Выше поднималось солнце. Туманы поднялись и рассеялись. Легко парила земля, Испарина не застила свет, она как будто отнимала его от земли и тоже уносила вверх.
Листья на березах в околках пообсохли, но еще берегли умытую молодую нежность — жарко блестели. Огромную тишину утра тонко просвитывали невидимые птицы.
Все теплей становится. Тепло стекает с косогоров в волглые еще долины; земля одуряюще пахнет обилием зеленых своих сил.

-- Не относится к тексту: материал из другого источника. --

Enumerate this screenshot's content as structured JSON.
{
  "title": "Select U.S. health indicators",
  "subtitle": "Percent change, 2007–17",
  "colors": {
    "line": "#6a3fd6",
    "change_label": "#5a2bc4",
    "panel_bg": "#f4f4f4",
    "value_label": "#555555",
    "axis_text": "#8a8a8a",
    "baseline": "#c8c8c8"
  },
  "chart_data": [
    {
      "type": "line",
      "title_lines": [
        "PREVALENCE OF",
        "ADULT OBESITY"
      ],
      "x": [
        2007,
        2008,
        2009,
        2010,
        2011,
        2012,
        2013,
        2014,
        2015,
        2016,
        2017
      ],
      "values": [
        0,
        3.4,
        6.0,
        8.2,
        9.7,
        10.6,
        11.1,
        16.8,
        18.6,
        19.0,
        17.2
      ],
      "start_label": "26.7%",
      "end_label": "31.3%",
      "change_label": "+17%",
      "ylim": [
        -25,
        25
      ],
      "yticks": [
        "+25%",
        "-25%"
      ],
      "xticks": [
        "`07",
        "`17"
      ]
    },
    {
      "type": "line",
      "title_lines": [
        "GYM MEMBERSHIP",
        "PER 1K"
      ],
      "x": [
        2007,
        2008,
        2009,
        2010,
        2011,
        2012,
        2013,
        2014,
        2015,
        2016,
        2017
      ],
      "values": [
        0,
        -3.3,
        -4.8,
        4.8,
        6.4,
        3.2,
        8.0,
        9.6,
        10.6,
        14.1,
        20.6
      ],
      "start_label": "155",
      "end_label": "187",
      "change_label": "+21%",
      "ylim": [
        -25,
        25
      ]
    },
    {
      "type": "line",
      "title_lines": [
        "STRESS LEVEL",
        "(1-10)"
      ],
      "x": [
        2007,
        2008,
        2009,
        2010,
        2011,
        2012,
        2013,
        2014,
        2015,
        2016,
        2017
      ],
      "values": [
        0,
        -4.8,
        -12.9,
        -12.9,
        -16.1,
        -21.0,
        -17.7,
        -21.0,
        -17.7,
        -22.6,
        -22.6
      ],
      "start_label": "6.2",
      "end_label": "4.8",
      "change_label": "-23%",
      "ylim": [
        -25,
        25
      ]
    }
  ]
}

Старик прибавил шагу. Но не так, чтобы уже в ходьбе устать. Сил оставалось мало, приходится жалеть.
Он ходил, ездил по этой дороге много — всю жизнь, Знал каждый поворот ее, знал, где приотпустить коня, а где придержать, чтобы и он тоже в охотку с утра не растратился, а потом работал бы вполсилы. Теперь коня не было. Он помнил всех своих коней, какие у него перебывали за жизнь, мог бы рассказать, если бы кому-нибудь захотелось слушать, про характер и привычки каждого, Тихонько болела душа, когда он вспоминал своих коней. Особенно жалко последнего: он не продал его, не обменял, не украли его цыгане — он издох под хозяином.
Было это в тридцать третьем году. Старик (тогда еще не старик, а справный мужик Анисим Квасов, Анисимка, звали его) был уже в колхозе, работал объездным на полях.